You’ve got your strawberry plants all tucked inside their special strawberry pot. You’ve watered them and kept them in the sun, but some of the leaves are yellow and you don’t have any fruit. What could be wrong? The most common reasons are too much water (strawberries hate soggy soil) or not enough nutrition. With another heat wave off to a 97 degree start in SoCal this week, they may need more water than you think. Here’s our 4 step guide for growing berries.
Plant your berries in loose organic soil so they drain well. For an 8 inch pot, two plants are ideal. They’re pretty fussy about their plant depth. The plant’s crown should be planted just above the soil line. The crown is the segment with the roots below it and the leaves above. If planted too shallow with the roots showing, your plants will dehydrate. If planted too deep (leaves below soil surface) then the plant will rot. Once you have a strawberry plant in your hand, you’ll easily be able to identify the crown.
Strawberry plants want at least 6-8 hours of direct sunlight a day. That will help them produce flowers and fruit.

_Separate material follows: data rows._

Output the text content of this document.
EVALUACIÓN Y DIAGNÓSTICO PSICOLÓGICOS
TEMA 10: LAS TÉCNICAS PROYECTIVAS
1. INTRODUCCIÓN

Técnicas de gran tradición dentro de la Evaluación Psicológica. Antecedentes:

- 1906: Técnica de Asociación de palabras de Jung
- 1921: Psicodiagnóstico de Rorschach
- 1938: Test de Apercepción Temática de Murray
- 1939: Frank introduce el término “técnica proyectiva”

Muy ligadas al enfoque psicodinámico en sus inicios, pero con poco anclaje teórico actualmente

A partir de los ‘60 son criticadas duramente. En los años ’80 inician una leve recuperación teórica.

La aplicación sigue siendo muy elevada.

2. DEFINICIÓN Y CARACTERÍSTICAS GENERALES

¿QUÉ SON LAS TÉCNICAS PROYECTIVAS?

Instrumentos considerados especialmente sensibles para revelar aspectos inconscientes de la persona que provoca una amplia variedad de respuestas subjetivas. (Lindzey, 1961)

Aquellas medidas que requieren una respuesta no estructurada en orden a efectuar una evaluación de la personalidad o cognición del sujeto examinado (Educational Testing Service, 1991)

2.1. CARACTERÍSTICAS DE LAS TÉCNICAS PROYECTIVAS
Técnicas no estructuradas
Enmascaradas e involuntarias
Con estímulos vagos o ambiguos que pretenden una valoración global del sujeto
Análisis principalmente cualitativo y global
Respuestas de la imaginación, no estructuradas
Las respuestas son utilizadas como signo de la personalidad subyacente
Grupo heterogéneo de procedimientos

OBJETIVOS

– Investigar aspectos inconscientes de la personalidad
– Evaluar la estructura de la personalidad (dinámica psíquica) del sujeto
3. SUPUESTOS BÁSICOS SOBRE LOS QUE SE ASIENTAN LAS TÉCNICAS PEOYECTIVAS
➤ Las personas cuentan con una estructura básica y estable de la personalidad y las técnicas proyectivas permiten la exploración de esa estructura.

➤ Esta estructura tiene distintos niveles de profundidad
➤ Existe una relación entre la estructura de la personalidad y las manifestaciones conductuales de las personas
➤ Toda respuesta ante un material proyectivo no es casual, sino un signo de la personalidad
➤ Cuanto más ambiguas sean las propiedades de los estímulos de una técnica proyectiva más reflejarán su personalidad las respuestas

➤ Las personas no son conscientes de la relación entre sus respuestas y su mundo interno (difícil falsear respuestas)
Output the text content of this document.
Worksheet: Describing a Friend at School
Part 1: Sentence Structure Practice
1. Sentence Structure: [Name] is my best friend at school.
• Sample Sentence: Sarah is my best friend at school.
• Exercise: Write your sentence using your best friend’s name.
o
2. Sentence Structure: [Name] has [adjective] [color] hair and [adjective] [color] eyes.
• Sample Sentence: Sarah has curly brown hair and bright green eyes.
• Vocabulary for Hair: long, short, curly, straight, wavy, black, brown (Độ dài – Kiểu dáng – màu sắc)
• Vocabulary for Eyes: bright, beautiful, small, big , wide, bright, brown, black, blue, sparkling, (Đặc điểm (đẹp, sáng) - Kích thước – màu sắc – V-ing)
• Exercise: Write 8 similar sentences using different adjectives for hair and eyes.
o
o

Watering in the morning is best to prevent disease and pests. Keep soil moist but not soggy. In hot temps this might mean watering twice a day- like now. Stick your finger about an inch down into the soil. If it’s dry, that’s a sure sign of more water in need.
If your berries look like this one a reader sent us, it could be from a variety of reasons. If you’ve tried everything, but haven’t fertilized yet, give it a shot. Make a weak solution of liquid fish emulsion or seaweed fertilizer (we love the kelp fertilizer our friends at The Horticult make or they’re sold at most garden centers). Give your plants a dose every 10 days. Neither of them smell very good, but your berries will love them.